実際、ブーイングだけでは飽き足らず、店員に対して中指を立てる者、店員に対して自身の私物を投げつけるものまで現れ始めた。
「もうやめてください、反省してますから」
人間の店員が謝罪の言葉を口にするものの、その言葉を聞き入れた者は誰一人としておらず、現場は謝罪する前と全く変わらなかった。
「あ、ほんとに反省しとるんか?ほんとに反省しとるんならこの場で全裸になれや!」
ぬるいコーヒーを出された事に激怒した獣人の客が声を荒立てる。周囲の状況を見ると、この場所に店員の味方は誰一人としていないと思われたが、そうではなかった。
「あ?店員が気に入らないからって好き勝手すんじゃねーぞこのやろー」
どこからかエリーヌの声が響く。獣人が声の主の方を向くと、そこには人間の女の顔があった。
その顔を見た瞬間、獣人は大きな声で「あ?人間の女のくせして、なに俺等獣人様にけちつけてんだよ」と捲し立てる。
周囲の野次馬も獣人の客に同調し、エリーヌに対してブーイングをし始めた。
はじめのうちはこれと行った問題はなかったのだが、途中からエリーヌ自身の悪口や罵詈雑言などが飛び交う。
この時点でエリーヌはかなり怒りを堪えていたが、野次馬の「身分を弁えろクソヤロー」という言葉に鋭く反応したのだった。

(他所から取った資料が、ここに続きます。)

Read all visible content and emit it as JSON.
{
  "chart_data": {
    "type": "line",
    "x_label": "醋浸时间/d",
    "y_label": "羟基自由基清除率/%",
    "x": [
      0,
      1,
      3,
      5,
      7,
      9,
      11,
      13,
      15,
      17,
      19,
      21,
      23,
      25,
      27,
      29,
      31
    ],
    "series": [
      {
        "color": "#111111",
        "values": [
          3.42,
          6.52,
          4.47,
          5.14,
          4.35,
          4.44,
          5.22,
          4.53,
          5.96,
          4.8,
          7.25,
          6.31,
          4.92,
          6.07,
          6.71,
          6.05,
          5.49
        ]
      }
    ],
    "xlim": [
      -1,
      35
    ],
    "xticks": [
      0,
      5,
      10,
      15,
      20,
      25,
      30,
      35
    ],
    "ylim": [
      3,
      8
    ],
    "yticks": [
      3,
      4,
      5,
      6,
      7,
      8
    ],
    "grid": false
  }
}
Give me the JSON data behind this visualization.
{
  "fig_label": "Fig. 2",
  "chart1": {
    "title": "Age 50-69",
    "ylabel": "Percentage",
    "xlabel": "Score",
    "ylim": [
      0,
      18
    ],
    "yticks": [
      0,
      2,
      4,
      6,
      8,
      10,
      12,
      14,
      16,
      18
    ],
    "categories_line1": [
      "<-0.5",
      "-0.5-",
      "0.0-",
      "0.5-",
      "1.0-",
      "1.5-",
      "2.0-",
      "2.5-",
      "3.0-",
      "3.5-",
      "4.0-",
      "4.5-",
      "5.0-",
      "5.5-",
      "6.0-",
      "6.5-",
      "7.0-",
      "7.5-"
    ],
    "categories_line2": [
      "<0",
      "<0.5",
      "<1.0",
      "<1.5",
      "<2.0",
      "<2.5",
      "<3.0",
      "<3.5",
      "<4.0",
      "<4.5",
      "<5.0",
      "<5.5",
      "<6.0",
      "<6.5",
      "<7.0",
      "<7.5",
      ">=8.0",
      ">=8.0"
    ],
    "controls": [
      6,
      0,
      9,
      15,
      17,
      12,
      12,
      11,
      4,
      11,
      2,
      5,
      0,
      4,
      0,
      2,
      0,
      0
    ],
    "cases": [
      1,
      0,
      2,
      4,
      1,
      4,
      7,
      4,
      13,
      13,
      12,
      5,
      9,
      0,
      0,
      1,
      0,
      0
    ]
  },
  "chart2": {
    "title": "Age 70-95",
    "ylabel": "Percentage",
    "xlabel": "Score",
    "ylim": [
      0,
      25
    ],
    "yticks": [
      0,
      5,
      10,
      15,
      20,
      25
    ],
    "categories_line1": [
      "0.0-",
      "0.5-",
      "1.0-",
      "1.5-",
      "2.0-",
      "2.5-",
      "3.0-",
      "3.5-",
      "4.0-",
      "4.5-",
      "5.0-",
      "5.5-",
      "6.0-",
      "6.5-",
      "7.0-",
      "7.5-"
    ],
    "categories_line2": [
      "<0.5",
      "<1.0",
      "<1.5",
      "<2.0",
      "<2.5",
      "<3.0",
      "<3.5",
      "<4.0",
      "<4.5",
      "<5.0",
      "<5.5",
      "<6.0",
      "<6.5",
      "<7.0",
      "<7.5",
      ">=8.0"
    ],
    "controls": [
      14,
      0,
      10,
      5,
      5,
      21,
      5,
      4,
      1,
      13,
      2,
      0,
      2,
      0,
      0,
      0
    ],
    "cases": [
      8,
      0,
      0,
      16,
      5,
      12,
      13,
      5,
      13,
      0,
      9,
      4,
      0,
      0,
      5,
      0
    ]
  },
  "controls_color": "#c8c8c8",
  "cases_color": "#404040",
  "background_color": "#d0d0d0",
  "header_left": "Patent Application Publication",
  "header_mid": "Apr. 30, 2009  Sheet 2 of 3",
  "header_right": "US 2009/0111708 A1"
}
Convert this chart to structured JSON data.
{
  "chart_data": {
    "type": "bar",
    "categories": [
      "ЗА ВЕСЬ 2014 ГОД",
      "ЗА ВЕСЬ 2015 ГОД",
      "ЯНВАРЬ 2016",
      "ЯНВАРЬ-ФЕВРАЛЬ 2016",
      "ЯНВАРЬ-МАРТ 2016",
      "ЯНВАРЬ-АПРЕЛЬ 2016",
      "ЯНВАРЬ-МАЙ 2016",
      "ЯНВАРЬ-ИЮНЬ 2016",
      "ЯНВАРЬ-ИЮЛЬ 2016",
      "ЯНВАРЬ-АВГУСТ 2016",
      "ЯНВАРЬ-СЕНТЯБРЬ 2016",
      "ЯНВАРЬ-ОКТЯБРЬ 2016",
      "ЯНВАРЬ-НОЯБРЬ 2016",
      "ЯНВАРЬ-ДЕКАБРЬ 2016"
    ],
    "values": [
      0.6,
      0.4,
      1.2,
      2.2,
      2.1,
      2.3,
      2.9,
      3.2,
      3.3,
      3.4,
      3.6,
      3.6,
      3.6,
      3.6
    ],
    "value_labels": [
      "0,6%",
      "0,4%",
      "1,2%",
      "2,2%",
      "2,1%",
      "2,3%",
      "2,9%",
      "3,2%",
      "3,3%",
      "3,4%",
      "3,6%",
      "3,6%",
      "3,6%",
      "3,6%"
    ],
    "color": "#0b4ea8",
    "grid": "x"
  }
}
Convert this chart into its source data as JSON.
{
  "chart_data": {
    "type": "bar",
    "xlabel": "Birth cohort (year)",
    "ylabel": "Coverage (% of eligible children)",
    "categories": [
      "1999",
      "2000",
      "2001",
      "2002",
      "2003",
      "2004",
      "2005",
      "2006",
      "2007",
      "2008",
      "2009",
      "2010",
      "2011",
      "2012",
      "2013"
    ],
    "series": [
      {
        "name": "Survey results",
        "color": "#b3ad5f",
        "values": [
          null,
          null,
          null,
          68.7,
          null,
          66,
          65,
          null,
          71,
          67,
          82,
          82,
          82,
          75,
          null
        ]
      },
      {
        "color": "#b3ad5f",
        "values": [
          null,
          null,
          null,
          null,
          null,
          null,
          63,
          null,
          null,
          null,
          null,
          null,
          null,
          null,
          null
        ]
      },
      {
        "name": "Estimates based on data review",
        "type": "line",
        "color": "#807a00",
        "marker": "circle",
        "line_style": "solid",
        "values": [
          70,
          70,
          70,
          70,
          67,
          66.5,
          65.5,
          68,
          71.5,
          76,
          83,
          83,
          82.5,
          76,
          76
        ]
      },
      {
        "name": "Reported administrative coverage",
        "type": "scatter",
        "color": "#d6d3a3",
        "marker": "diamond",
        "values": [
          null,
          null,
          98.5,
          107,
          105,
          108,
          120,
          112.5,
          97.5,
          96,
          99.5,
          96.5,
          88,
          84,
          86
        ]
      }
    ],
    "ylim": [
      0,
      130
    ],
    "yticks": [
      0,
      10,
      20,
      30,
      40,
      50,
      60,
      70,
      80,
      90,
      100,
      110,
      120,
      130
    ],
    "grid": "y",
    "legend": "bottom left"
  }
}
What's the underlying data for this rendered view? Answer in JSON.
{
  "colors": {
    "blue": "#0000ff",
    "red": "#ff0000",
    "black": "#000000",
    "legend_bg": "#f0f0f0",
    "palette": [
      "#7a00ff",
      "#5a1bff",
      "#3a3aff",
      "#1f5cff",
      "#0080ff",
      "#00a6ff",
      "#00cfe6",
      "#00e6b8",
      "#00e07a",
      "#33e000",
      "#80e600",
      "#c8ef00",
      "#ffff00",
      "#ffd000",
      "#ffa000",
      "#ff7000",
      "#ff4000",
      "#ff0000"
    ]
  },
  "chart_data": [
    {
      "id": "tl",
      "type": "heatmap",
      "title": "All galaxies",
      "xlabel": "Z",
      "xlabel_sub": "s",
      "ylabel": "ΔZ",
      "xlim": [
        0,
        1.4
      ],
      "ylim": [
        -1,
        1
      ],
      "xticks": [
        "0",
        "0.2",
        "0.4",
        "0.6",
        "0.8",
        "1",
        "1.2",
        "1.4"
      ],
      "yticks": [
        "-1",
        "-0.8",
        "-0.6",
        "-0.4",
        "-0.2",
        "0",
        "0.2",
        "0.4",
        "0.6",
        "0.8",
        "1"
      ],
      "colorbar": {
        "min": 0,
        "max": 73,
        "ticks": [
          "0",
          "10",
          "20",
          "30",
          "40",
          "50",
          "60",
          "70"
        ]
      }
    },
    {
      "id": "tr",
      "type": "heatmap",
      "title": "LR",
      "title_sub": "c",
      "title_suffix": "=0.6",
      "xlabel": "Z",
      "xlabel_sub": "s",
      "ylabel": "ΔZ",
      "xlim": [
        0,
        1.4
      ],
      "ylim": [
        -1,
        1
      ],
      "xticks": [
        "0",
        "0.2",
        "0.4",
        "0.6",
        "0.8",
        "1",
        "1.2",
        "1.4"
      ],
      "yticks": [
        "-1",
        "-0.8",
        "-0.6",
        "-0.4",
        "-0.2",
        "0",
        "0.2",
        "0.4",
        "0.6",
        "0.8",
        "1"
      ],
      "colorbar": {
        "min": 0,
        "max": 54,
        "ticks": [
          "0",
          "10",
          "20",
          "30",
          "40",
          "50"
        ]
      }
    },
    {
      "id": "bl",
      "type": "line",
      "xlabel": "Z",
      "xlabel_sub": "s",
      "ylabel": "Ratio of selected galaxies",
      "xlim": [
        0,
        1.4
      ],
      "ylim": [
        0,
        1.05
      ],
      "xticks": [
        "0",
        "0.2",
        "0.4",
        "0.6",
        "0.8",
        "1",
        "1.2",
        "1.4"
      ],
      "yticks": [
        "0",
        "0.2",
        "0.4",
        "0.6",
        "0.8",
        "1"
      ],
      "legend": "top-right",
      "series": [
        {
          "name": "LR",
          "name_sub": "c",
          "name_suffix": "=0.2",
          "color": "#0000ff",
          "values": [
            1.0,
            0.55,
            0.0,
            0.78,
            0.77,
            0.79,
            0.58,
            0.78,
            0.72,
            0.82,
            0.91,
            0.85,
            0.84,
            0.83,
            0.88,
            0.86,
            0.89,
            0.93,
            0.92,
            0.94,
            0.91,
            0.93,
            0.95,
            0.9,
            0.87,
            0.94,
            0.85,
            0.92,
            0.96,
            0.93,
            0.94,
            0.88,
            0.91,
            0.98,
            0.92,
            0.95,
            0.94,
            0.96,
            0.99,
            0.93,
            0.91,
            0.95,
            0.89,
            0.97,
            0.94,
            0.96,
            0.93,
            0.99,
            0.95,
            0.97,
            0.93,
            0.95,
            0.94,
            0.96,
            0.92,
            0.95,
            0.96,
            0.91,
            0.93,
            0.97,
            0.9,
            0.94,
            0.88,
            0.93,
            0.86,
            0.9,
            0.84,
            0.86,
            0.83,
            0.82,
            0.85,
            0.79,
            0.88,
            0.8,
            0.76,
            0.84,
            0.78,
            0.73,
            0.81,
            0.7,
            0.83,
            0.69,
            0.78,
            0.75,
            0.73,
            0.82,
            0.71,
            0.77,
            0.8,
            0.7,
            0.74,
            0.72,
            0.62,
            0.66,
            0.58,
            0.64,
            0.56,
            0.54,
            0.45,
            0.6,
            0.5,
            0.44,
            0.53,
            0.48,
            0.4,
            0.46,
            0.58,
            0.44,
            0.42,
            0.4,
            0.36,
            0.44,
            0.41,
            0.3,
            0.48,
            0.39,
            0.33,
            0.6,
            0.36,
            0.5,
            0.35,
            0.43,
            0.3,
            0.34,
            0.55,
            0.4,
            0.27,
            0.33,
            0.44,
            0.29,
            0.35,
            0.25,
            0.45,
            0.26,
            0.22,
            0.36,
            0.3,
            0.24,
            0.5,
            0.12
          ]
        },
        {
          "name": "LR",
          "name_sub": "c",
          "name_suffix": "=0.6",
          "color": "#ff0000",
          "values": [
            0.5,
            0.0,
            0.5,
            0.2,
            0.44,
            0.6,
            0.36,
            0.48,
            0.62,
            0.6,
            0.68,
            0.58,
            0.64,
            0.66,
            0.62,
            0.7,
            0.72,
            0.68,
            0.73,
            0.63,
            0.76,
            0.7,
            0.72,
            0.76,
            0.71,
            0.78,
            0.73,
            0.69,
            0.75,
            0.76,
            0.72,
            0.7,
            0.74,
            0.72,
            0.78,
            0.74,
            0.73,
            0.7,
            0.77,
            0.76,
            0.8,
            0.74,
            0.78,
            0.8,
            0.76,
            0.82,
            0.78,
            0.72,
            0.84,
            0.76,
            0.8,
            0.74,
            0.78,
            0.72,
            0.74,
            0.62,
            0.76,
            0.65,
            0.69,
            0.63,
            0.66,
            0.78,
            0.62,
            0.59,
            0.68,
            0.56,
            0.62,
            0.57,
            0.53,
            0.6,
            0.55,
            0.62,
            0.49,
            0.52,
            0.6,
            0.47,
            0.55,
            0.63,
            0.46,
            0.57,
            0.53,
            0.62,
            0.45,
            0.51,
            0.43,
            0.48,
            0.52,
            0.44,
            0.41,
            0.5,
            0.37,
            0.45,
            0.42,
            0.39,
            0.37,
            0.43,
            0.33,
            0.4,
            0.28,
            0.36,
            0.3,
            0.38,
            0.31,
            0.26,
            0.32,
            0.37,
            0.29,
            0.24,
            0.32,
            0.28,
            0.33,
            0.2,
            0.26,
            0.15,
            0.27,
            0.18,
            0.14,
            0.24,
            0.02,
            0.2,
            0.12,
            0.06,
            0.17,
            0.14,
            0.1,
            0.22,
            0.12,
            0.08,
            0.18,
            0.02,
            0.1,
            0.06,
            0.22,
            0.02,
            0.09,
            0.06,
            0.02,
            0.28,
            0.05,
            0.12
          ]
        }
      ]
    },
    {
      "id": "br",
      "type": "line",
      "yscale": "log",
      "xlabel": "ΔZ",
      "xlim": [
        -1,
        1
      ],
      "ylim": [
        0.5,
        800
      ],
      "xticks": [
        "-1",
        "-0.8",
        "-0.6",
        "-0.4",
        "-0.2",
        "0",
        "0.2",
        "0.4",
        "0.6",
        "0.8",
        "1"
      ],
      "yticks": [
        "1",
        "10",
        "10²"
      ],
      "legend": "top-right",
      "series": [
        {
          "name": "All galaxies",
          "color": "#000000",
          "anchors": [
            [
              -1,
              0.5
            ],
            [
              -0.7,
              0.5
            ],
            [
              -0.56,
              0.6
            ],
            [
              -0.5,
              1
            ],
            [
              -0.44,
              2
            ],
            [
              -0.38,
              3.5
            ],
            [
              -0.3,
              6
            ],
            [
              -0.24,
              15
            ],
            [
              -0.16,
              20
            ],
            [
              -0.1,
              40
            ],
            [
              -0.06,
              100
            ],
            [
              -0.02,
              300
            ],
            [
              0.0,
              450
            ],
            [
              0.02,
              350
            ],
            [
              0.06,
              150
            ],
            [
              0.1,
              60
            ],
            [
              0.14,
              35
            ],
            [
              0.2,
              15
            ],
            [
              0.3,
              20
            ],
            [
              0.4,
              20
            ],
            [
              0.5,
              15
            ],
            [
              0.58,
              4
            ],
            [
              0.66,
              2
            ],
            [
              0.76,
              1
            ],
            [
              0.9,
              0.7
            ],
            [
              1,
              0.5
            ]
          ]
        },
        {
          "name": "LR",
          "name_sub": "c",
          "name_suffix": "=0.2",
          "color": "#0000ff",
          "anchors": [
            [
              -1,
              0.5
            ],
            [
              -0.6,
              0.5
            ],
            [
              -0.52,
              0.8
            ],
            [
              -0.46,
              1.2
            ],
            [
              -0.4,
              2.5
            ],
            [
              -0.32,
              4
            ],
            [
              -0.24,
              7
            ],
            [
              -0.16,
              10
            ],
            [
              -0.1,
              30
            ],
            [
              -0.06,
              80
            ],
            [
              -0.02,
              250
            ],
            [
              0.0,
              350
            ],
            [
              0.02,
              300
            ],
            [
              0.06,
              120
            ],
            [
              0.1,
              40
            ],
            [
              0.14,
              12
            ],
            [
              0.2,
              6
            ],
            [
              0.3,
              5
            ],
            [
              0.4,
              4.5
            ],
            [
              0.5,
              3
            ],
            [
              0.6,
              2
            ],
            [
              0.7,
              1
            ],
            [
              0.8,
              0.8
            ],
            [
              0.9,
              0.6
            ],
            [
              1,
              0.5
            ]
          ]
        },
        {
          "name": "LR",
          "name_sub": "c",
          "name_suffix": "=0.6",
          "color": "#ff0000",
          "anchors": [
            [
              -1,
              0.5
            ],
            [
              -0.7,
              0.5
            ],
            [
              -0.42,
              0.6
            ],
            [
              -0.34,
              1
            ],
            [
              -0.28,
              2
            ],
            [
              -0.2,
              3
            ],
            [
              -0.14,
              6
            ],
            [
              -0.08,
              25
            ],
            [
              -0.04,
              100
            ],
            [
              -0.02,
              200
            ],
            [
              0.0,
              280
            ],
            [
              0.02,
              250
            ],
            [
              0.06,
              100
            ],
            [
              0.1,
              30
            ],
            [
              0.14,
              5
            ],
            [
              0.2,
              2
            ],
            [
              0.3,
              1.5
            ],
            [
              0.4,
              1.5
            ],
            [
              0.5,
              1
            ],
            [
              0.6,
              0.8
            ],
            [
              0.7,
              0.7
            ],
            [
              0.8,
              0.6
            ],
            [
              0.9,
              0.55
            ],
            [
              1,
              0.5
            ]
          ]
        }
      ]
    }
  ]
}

「あ?獣人だからって何でもありなんですか?全く、獣人様はほんとに偉いんですねー。
そんなに偉いんなら自身で沸かせや、種族に縋ってるだけの弱者が!」
その言葉を聞いた瞬間、野次馬が全員店を離れていく。野次馬は全員金を払わなかった。
その後、その場に残った店員が「ありがとうございます」とエリーヌに感謝を示したが、エリーヌは「いえいえ、大丈夫ですよ」と口にした。
その後、エリーヌはコーヒーを注文、店員と談笑しながらコーヒーを飲んだ。
人間に対して高圧的な獣人、話さえ聞いてもらえない人間、これが社会の現状である。